Post EMC Isilon, project tasks completion are now 40 percent faster. The lab expects to achieve reductions in the workflow times associated with analyzing, annotating, and understanding the terabytes of data generated every day by the sequencing machines.
Says Saneesh Chembakasseri, IT Manager at SciGenom Labs, “The key reason for moving to Isilon scale-out storage was to increase the performance and speed of analyzing raw data generated by DNA sequencing machines. There is no better choice in the market than EMC Isilon in providing both the needed scalability and performance for meeting the demands of DNA sequencing.”
Read the SciGenom Case Study to learn more.
Being Nimble Now a Reality
18 countries. Can you imagine the kind of coordination that went into HGP? To minimize miscommunication and mistakes, sequencing workflows not only had to be established way in advance. They also had to be nimble to adapt to changes. The only way to do so was to store and share findings seamlessly, even with massive quantities of data being exchanged. The same applies today to follow-on DNA sequencing initiatives.

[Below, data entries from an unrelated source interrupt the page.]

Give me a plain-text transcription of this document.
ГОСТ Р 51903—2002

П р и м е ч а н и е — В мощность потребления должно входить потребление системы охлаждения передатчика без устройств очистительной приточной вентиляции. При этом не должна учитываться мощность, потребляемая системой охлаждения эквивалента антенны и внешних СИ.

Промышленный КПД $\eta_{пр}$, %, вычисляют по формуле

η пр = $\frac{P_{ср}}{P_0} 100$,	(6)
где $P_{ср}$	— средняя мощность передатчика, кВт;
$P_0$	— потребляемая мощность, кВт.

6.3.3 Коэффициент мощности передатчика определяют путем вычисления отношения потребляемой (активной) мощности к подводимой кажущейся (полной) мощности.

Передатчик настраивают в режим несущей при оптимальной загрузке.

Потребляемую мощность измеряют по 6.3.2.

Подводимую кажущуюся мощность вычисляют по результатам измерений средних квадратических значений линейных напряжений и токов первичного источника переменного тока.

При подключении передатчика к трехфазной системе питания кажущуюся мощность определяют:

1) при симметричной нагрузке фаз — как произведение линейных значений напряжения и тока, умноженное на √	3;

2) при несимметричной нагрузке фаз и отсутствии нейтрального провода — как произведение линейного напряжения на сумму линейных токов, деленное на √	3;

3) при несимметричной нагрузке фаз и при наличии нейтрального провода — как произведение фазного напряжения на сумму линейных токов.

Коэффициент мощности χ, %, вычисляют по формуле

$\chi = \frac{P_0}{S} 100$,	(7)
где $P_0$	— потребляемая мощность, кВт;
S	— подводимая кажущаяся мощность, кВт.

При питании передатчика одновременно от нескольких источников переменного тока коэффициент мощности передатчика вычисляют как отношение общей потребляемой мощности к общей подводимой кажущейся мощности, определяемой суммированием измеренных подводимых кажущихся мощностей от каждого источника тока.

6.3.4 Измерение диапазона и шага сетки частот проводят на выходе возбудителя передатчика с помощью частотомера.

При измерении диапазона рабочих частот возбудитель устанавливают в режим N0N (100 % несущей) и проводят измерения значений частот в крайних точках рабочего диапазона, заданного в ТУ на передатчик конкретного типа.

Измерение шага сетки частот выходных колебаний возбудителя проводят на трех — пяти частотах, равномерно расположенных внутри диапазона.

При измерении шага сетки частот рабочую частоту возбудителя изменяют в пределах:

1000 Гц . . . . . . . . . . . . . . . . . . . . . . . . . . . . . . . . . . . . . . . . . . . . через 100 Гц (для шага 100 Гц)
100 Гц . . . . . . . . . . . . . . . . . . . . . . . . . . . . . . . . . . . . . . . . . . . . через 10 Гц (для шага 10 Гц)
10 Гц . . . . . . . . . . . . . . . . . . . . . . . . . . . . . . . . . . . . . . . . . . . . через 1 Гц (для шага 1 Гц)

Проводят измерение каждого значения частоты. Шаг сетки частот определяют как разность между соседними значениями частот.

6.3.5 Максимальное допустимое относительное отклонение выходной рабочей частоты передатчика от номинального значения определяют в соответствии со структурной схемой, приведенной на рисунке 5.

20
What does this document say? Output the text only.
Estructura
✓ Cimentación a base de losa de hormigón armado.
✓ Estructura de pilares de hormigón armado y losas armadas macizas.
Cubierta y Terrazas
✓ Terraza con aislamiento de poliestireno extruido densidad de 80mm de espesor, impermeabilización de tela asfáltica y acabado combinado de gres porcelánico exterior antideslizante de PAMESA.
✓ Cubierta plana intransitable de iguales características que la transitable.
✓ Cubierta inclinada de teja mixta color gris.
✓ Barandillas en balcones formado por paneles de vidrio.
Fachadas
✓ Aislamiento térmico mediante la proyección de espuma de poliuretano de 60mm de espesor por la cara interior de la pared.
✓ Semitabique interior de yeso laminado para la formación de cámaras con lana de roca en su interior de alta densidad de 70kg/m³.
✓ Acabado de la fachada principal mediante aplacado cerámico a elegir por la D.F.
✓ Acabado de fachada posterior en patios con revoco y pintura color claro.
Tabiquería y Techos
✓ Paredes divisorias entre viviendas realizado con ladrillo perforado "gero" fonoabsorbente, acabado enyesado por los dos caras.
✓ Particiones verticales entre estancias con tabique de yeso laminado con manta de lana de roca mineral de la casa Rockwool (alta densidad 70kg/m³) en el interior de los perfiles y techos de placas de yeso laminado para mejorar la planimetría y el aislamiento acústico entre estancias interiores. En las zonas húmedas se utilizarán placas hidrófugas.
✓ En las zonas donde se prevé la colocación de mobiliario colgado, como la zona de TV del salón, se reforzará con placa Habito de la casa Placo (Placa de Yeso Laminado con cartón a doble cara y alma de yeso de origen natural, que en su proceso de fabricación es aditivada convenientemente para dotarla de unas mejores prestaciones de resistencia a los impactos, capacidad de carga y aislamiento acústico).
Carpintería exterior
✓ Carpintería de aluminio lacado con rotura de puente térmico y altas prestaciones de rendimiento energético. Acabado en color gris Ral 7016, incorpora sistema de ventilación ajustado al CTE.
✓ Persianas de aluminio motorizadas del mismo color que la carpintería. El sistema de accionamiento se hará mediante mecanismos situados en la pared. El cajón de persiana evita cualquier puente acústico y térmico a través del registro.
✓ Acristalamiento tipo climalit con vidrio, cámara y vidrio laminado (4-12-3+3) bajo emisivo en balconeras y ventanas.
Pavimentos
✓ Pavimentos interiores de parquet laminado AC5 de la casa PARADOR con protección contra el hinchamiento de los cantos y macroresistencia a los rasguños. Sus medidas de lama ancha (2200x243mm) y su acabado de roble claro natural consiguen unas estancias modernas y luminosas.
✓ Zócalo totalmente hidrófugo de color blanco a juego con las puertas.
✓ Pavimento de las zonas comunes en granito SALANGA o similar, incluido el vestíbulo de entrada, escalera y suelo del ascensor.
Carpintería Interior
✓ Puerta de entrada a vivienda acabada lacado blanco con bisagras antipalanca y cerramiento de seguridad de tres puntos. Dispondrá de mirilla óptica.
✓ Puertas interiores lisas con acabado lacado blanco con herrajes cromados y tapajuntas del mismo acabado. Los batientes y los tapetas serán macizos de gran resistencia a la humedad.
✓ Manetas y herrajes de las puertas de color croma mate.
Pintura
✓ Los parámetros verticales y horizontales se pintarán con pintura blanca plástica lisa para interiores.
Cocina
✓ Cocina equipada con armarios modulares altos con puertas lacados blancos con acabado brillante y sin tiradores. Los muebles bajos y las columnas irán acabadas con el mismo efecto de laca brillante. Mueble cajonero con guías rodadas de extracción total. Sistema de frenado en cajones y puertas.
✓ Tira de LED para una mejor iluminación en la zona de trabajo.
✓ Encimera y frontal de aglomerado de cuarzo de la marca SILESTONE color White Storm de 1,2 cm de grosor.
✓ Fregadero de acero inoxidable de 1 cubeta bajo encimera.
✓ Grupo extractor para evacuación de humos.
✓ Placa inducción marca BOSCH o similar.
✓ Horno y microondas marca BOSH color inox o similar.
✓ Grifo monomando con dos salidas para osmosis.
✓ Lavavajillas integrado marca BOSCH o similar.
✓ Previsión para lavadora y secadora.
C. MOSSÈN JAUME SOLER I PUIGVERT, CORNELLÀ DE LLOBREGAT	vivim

Malaysia Genome Institute is another establishment that has embraced the strengths of EMC Isilon. Engaged in comparative genomics and genetics, structure and synthetic biology, computational and systems biology, and metabolic engineering, MGI has sequencing machines delivering 1 gigabyte per second of throughput. Putting it in perspective, that is an astounding 1 terabyte in under 17 minutes. MGI uses the Illumina HiSeq 2000 and Illumina MiSeq sequencing platforms for DNA sequencing, whole genome sequencing, whole transcriptome sequencing, and targeted resequencing
“The way we analyze Big Data can require millions of inputs at the same time. This involves transferring data back and forth between the storage and high-performance computing cluster. EMC can comfortably handle the high throughput required within the analysis,” says Mohd. Noor Mat Isa, Head of Genome Technology and Innovation at MGI.
Read the MGI Case Study to learn more.
A Healthier Future
The National Human Genome Research Institute discusses how individualized DNA analysis based on each person’s genome will lead to a very powerful form of predictive, personalized, participatory and preventive medicine, with the ability to learn about the risks of future illness – as seen with Angelina Jolie.
With this understanding, a new generation of more effective and precise drugs can be developed as compared to the one-size-fits-all versions available today. On how fast these breakthroughs will happen, we do not yet know. But for certain, storage and processing speed of Big Data lies at the heart of progress in the next few leaps for mankind.